What strange aloneness it must have been for Bach, to grieve out of sync with his family. Instead of being consumed by grief, Bach chose a different way. I imagine he turned to a familiar place within him — the place where he knew how to be alone, with music. I imagine that he coupled his grief with the infectious inspiration and craft he learned from his journey in Carlsbad, and poured an amalgam of expression into a nearby, quiet, four-stringed instrument. Bach metabolized his grief into something which still nourishes us.
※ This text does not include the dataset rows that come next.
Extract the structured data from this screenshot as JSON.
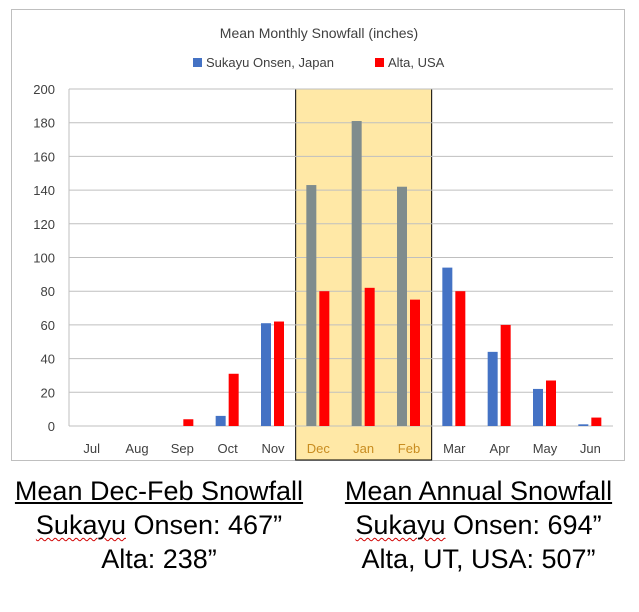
{
  "chart_data": {
    "type": "bar",
    "title": "Mean Monthly Snowfall (inches)",
    "categories": [
      "Jul",
      "Aug",
      "Sep",
      "Oct",
      "Nov",
      "Dec",
      "Jan",
      "Feb",
      "Mar",
      "Apr",
      "May",
      "Jun"
    ],
    "series": [
      {
        "name": "Sukayu Onsen, Japan",
        "color": "#4472c4",
        "highlight_color": "#7f8c8d",
        "values": [
          0,
          0,
          0,
          6,
          61,
          143,
          181,
          142,
          94,
          44,
          22,
          1
        ]
      },
      {
        "name": "Alta, USA",
        "color": "#ff0000",
        "values": [
          0,
          0,
          4,
          31,
          62,
          80,
          82,
          75,
          80,
          60,
          27,
          5
        ]
      }
    ],
    "ylim": [
      0,
      200
    ],
    "yticks": [
      "0",
      "20",
      "40",
      "60",
      "80",
      "100",
      "120",
      "140",
      "160",
      "180",
      "200"
    ],
    "ytick_values": [
      0,
      20,
      40,
      60,
      80,
      100,
      120,
      140,
      160,
      180,
      200
    ],
    "highlight": {
      "categories": [
        "Dec",
        "Jan",
        "Feb"
      ],
      "fill": "#ffe8a6",
      "text_color": "#c88c20"
    },
    "legend": "top-center",
    "grid": true
  },
  "captions": {
    "left": {
      "heading": "Mean Dec-Feb Snowfall",
      "line1_label": "Sukayu",
      "line1_rest": " Onsen: 467”",
      "line2": "Alta: 238”"
    },
    "right": {
      "heading": "Mean Annual Snowfall",
      "line1_label": "Sukayu",
      "line1_rest": " Onsen: 694”",
      "line2": "Alta, UT, USA: 507”"
    }
  }
}
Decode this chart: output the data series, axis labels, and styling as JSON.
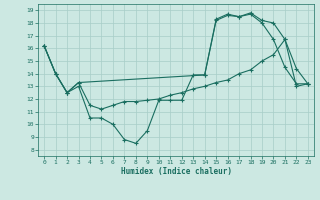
{
  "bg_color": "#cce8e2",
  "line_color": "#1a6e60",
  "grid_color": "#a8cec8",
  "xlabel": "Humidex (Indice chaleur)",
  "xlim": [
    -0.5,
    23.5
  ],
  "ylim": [
    7.5,
    19.5
  ],
  "yticks": [
    8,
    9,
    10,
    11,
    12,
    13,
    14,
    15,
    16,
    17,
    18,
    19
  ],
  "xticks": [
    0,
    1,
    2,
    3,
    4,
    5,
    6,
    7,
    8,
    9,
    10,
    11,
    12,
    13,
    14,
    15,
    16,
    17,
    18,
    19,
    20,
    21,
    22,
    23
  ],
  "line1_x": [
    0,
    1,
    2,
    3,
    4,
    5,
    6,
    7,
    8,
    9,
    10,
    11,
    12,
    13,
    14,
    15,
    16,
    17,
    18,
    19,
    20,
    21,
    22,
    23
  ],
  "line1_y": [
    16.2,
    14.0,
    12.5,
    13.0,
    10.5,
    10.5,
    10.0,
    8.8,
    8.5,
    9.5,
    11.9,
    11.9,
    11.9,
    13.9,
    13.9,
    18.2,
    18.6,
    18.5,
    18.7,
    18.0,
    16.7,
    14.5,
    13.2,
    13.2
  ],
  "line2_x": [
    0,
    1,
    2,
    3,
    4,
    5,
    6,
    7,
    8,
    9,
    10,
    11,
    12,
    13,
    14,
    15,
    16,
    17,
    18,
    19,
    20,
    21,
    22,
    23
  ],
  "line2_y": [
    16.2,
    14.0,
    12.5,
    13.3,
    11.5,
    11.2,
    11.5,
    11.8,
    11.8,
    11.9,
    12.0,
    12.3,
    12.5,
    12.8,
    13.0,
    13.3,
    13.5,
    14.0,
    14.3,
    15.0,
    15.5,
    16.7,
    13.0,
    13.2
  ],
  "line3_x": [
    0,
    1,
    2,
    3,
    14,
    15,
    16,
    17,
    18,
    19,
    20,
    21,
    22,
    23
  ],
  "line3_y": [
    16.2,
    14.0,
    12.5,
    13.3,
    13.9,
    18.3,
    18.7,
    18.5,
    18.8,
    18.2,
    18.0,
    16.7,
    14.4,
    13.2
  ]
}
Sei Solo. These words appear in the title page of Bach’s monumental works for unaccompanied violin. The first pronouncement of grief in this music — the note G (“Sol” for “solo”, as Manze says) — is the sound of a heart quietly breaking. In the Adagio, I imagine one taking the deep plunge into the solitary labor of putting the pieces of one’s shattered life back together again. The Fuga is a conversation with oneself towards the realization of some catharsis, some purpose in anger. The comfort of the Siciliana is tenuous and pastoral, a lullaby dance in the dark. The Presto twirls with the bones of grief, and burns up on reentry.